Note that there is a modules folder. Some of the recipes throughout the book use code in those modules. Make sure that your Python path points to this folder. On Mac and Linux you can sets this in your .bash_profile file (and environments variables dialog on Windows):
export PYTHONPATH="/users/michaelheydt/dropbox/packt/books/pywebscrcookbook/code/py/modules"
export PYTHONPATH
The contents in each folder generally follows a numbering scheme matching the sequence of the recipe in the chapter. The following is the contents of the chapter 6 folder:
(env) py $ ls -la 06
total 96
drwxr-xr-x 14 michaelheydt staff 476 Jan 18 16:21 .
drwxr-xr-x 14 michaelheydt staff 476 Jan 18 16:26 ..
-rw-r--r-- 1 michaelheydt staff 902 Jan 18 16:21 01_scrapy_retry.py
-rw-r--r-- 1 michaelheydt staff 656 Jan 18 16:21 02_scrapy_redirects.py
-rw-r--r-- 1 michaelheydt staff 1129 Jan 18 16:21 03_scrapy_pagination.py
-rw-r--r-- 1 michaelheydt staff 488 Jan 18 16:21 04_press_and_wait.py
-rw-r--r-- 1 michaelheydt staff 580 Jan 18 16:21 05_allowed_domains.py
-rw-r--r-- 1 michaelheydt staff 826 Jan 18 16:21 06_scrapy_continuous.py
-rw-r--r-- 1 michaelheydt staff 704 Jan 18 16:21 07_scrape_continuous_twitter.py
-rw-r--r-- 1 michaelheydt staff 1409 Jan 18 16:21 08_limit_depth.py
-rw-r--r-- 1 michaelheydt staff 526 Jan 18 16:21 09_limit_length.py
-rw-r--r-- 1 michaelheydt staff 1537 Jan 18 16:21 10_forms_auth.py
-rw-r--r-- 1 michaelheydt staff 597 Jan 18 16:21 11_file_cache.py
-rw-r--r-- 1 michaelheydt staff 1279 Jan 18 16:21 12_parse_differently_based_on_rules.py
In the recipes I'll state that we'll be using the script in <chapter directory>/<recipe filename>.

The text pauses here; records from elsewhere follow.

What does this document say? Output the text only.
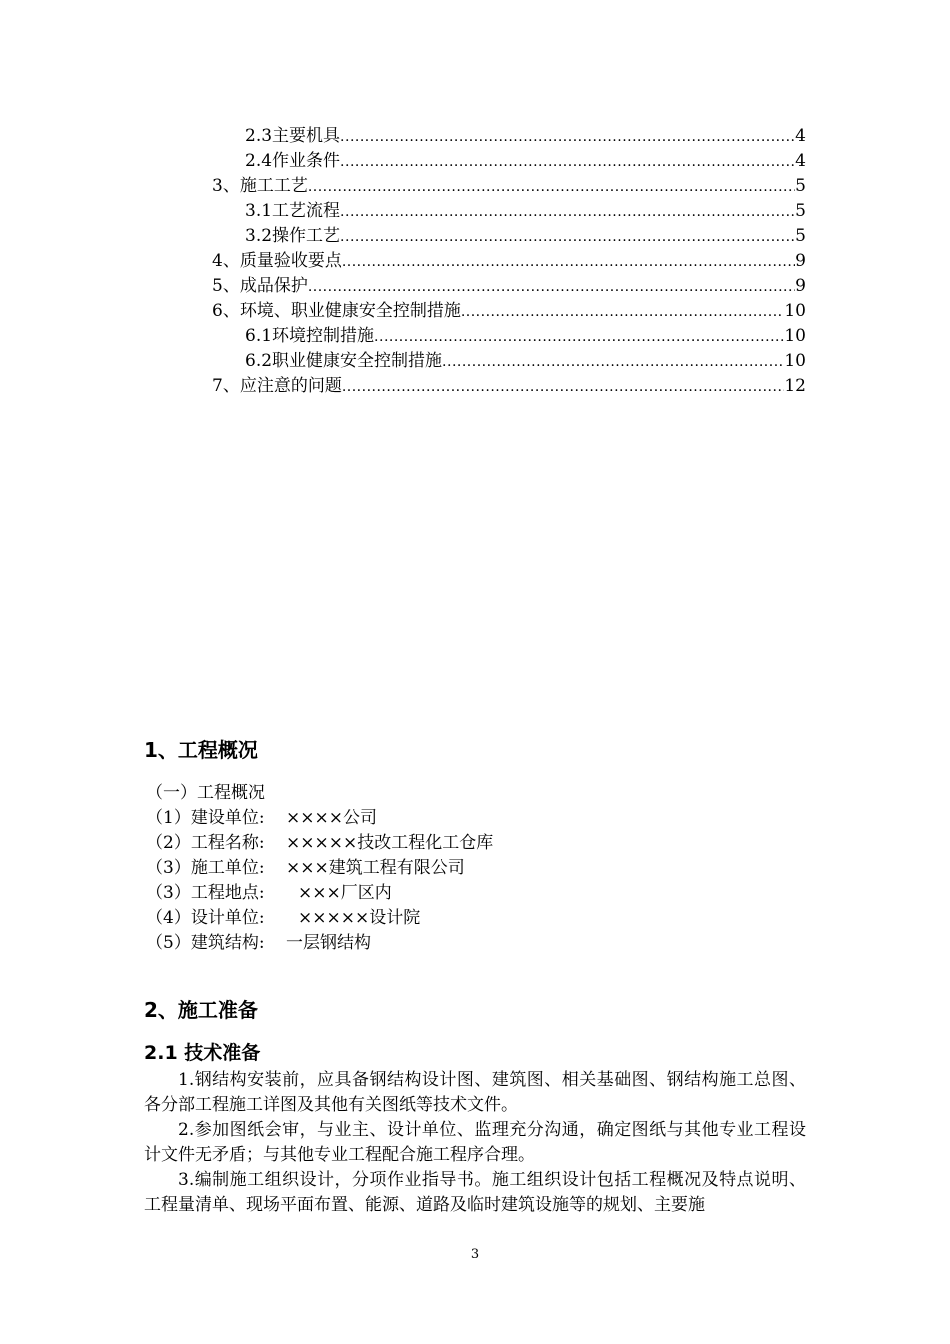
2.3 主要机具 .....	4
2.4 作业条件 .....	4
3、 施工工艺 .....	5
3.1 工艺流程 .....	5
3.2 操作工艺 .....	5
4、 质量验收要点 .....	9
5、 成品保护 .....	9
6、 环境、职业健康安全控制措施 .....	10
6.1 环境控制措施 .....	10
6.2 职业健康安全控制措施 .....	10
7、 应注意的问题 .....	12
1、工程概况
（一）工程概况
（1）建设单位: ××××公司
（2）工程名称: ×××××技改工程化工仓库
（3）施工单位: ×××建筑工程有限公司
（3）工程地点: ×××厂区内
（4）设计单位: ×××××设计院
（5）建筑结构: 一层钢结构
2、施工准备
2.1 技术准备
1.钢结构安装前，应具备钢结构设计图、建筑图、相关基础图、钢结构施工总图、各分部工程施工详图及其他有关图纸等技术文件。
2.参加图纸会审，与业主、设计单位、监理充分沟通，确定图纸与其他专业工程设计文件无矛盾；与其他专业工程配合施工程序合理。
3.编制施工组织设计，分项作业指导书。施工组织设计包括工程概况及特点说明、工程量清单、现场平面布置、能源、道路及临时建筑设施等的规划、主要施
3
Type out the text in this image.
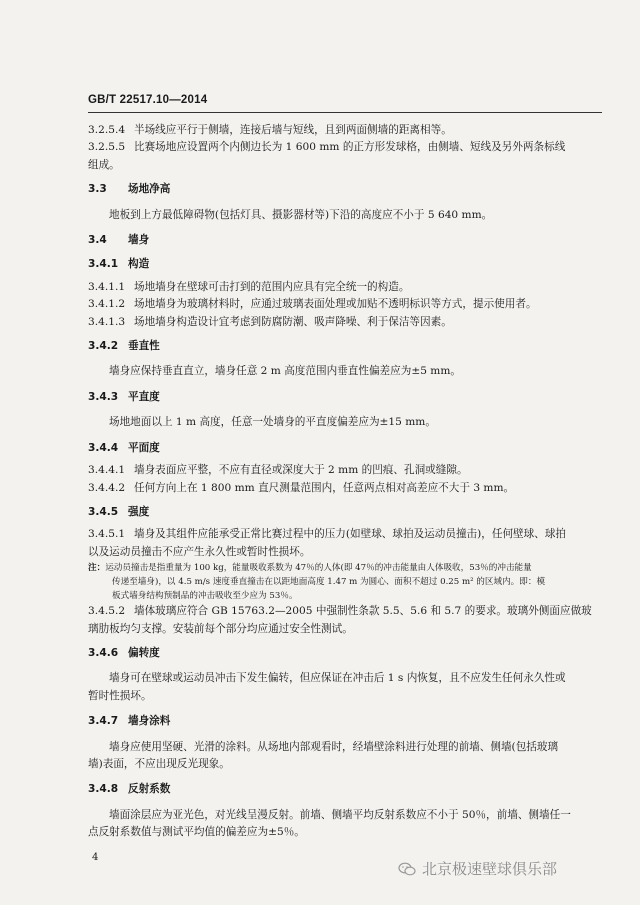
GB/T 22517.10—2014

3.2.5.4 半场线应平行于侧墙，连接后墙与短线，且到两面侧墙的距离相等。

3.2.5.5 比赛场地应设置两个内侧边长为 1 600 mm 的正方形发球格，由侧墙、短线及另外两条标线

组成。

3.3 场地净高
地板到上方最低障碍物(包括灯具、摄影器材等)下沿的高度应不小于 5 640 mm。
3.4 墙身
3.4.1 构造

3.4.1.1 场地墙身在壁球可击打到的范围内应具有完全统一的构造。

3.4.1.2 场地墙身为玻璃材料时，应通过玻璃表面处理或加贴不透明标识等方式，提示使用者。

3.4.1.3 场地墙身构造设计宜考虑到防腐防潮、吸声降噪、利于保洁等因素。

3.4.2 垂直性
墙身应保持垂直直立，墙身任意 2 m 高度范围内垂直性偏差应为±5 mm。
3.4.3 平直度
场地地面以上 1 m 高度，任意一处墙身的平直度偏差应为±15 mm。
3.4.4 平面度

3.4.4.1 墙身表面应平整，不应有直径或深度大于 2 mm 的凹痕、孔洞或缝隙。

3.4.4.2 任何方向上在 1 800 mm 直尺测量范围内，任意两点相对高差应不大于 3 mm。

3.4.5 强度

3.4.5.1 墙身及其组件应能承受正常比赛过程中的压力(如壁球、球拍及运动员撞击)，任何壁球、球拍

以及运动员撞击不应产生永久性或暂时性损坏。

注：运动员撞击是指重量为 100 kg，能量吸收系数为 47％的人体(即 47％的冲击能量由人体吸收，53％的冲击能量
传递至墙身)，以 4.5 m/s 速度垂直撞击在以距地面高度 1.47 m 为圆心、面积不超过 0.25 m² 的区域内。即：模
板式墙身结构预制品的冲击吸收至少应为 53％。

3.4.5.2 墙体玻璃应符合 GB 15763.2—2005 中强制性条款 5.5、5.6 和 5.7 的要求。玻璃外侧面应做玻

璃肋板均匀支撑。安装前每个部分均应通过安全性测试。

3.4.6 偏转度
墙身可在壁球或运动员冲击下发生偏转，但应保证在冲击后 1 s 内恢复，且不应发生任何永久性或
暂时性损坏。
3.4.7 墙身涂料
墙身应使用坚硬、光滑的涂料。从场地内部观看时，经墙壁涂料进行处理的前墙、侧墙(包括玻璃
墙)表面，不应出现反光现象。
3.4.8 反射系数
墙面涂层应为亚光色，对光线呈漫反射。前墙、侧墙平均反射系数应不小于 50％，前墙、侧墙任一
点反射系数值与测试平均值的偏差应为±5％。
4
北京极速壁球俱乐部
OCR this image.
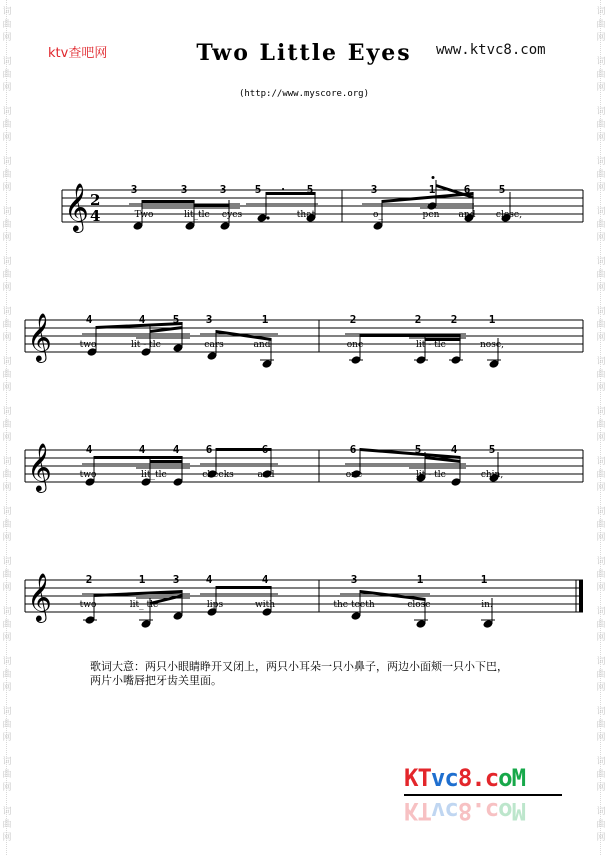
词
曲
网
词
曲
网
词
曲
网
词
曲
网
词
曲
网
词
曲
网
词
曲
网
词
曲
网
词
曲
网
词
曲
网
词
曲
网
词
曲
网
词
曲
网
词
曲
网
词
曲
网
词
曲
网
词
曲
网
词
曲
网
词
曲
网
词
曲
网
词
曲
网
词
曲
网
词
曲
网
词
曲
网
词
曲
网
词
曲
网
词
曲
网
词
曲
网
词
曲
网
词
曲
网
词
曲
网
词
曲
网
词
曲
网
词
曲
网
ktv查吧网	Two Little Eyes	www.ktvc8.com
(http://www.myscore.org)
𝄞 2
4
3	3	3	5 · 5	3	1	6	5
Two	lit_tle eyes	that	o_	pen and close,
𝄞	4	4 5 3	1	2	2	2	1
two	lit - tle	ears	and	one	lit - tle	nose,
𝄞	4	4 4 6	6	6	5	4	5
two	lit_tle	cheeks	and	one	lit - tle	chin,
𝄞	2	1 3 4	4	3	1	1
two	lit_ tle	lips	with	the teeth	close	in.
歌词大意：两只小眼睛睁开又闭上，两只小耳朵一只小鼻子，两边小面颊一只小下巴，
两片小嘴唇把牙齿关里面。
KTvc8.coM
KTvc8.coM
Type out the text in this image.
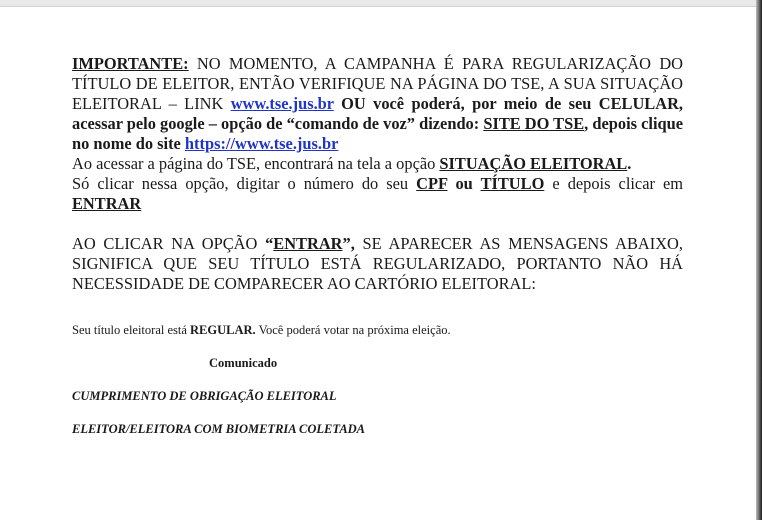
IMPORTANTE: NO MOMENTO, A CAMPANHA É PARA REGULARIZAÇÃO DO TÍTULO DE ELEITOR, ENTÃO VERIFIQUE NA PÁGINA DO TSE, A SUA SITUAÇÃO ELEITORAL – LINK www.tse.jus.br OU você poderá, por meio de seu CELULAR, acessar pelo google – opção de “comando de voz” dizendo: SITE DO TSE, depois clique no nome do site https://www.tse.jus.br

Ao acessar a página do TSE, encontrará na tela a opção SITUAÇÃO ELEITORAL.

Só clicar nessa opção, digitar o número do seu CPF ou TÍTULO e depois clicar em ENTRAR

AO CLICAR NA OPÇÃO “ENTRAR”, SE APARECER AS MENSAGENS ABAIXO, SIGNIFICA QUE SEU TÍTULO ESTÁ REGULARIZADO, PORTANTO NÃO HÁ NECESSIDADE DE COMPARECER AO CARTÓRIO ELEITORAL:

Seu título eleitoral está REGULAR. Você poderá votar na próxima eleição.

Comunicado

CUMPRIMENTO DE OBRIGAÇÃO ELEITORAL

ELEITOR/ELEITORA COM BIOMETRIA COLETADA
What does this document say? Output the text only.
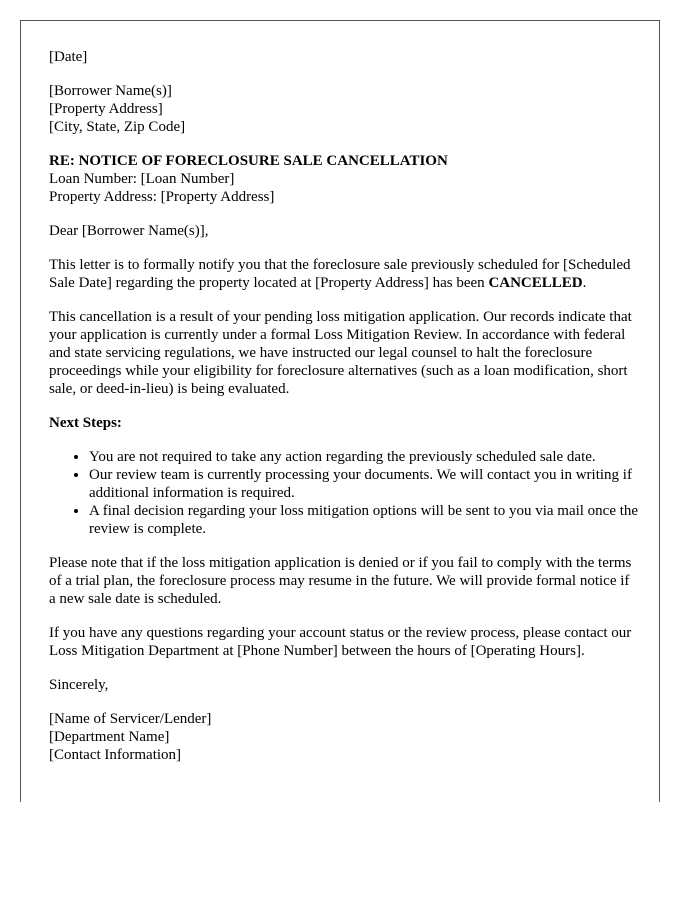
[Date]

[Borrower Name(s)]
[Property Address]
[City, State, Zip Code]

RE: NOTICE OF FORECLOSURE SALE CANCELLATION
Loan Number: [Loan Number]
Property Address: [Property Address]

Dear [Borrower Name(s)],

This letter is to formally notify you that the foreclosure sale previously scheduled for [Scheduled Sale Date] regarding the property located at [Property Address] has been CANCELLED.

This cancellation is a result of your pending loss mitigation application. Our records indicate that your application is currently under a formal Loss Mitigation Review. In accordance with federal and state servicing regulations, we have instructed our legal counsel to halt the foreclosure proceedings while your eligibility for foreclosure alternatives (such as a loan modification, short sale, or deed-in-lieu) is being evaluated.

Next Steps:

• You are not required to take any action regarding the previously scheduled sale date.
• Our review team is currently processing your documents. We will contact you in writing if additional information is required.
• A final decision regarding your loss mitigation options will be sent to you via mail once the review is complete.

Please note that if the loss mitigation application is denied or if you fail to comply with the terms of a trial plan, the foreclosure process may resume in the future. We will provide formal notice if a new sale date is scheduled.

If you have any questions regarding your account status or the review process, please contact our Loss Mitigation Department at [Phone Number] between the hours of [Operating Hours].

Sincerely,

[Name of Servicer/Lender]
[Department Name]
[Contact Information]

Now just the be complete, if you want to get out of the Python virtual environment, you can exit using the following command:
(env) py $ deactivate
py $
And checking which python we can see it has switched back:
py $ which python
/Users/michaelheydt/anaconda/bin/python
Now let's move onto doing some scraping.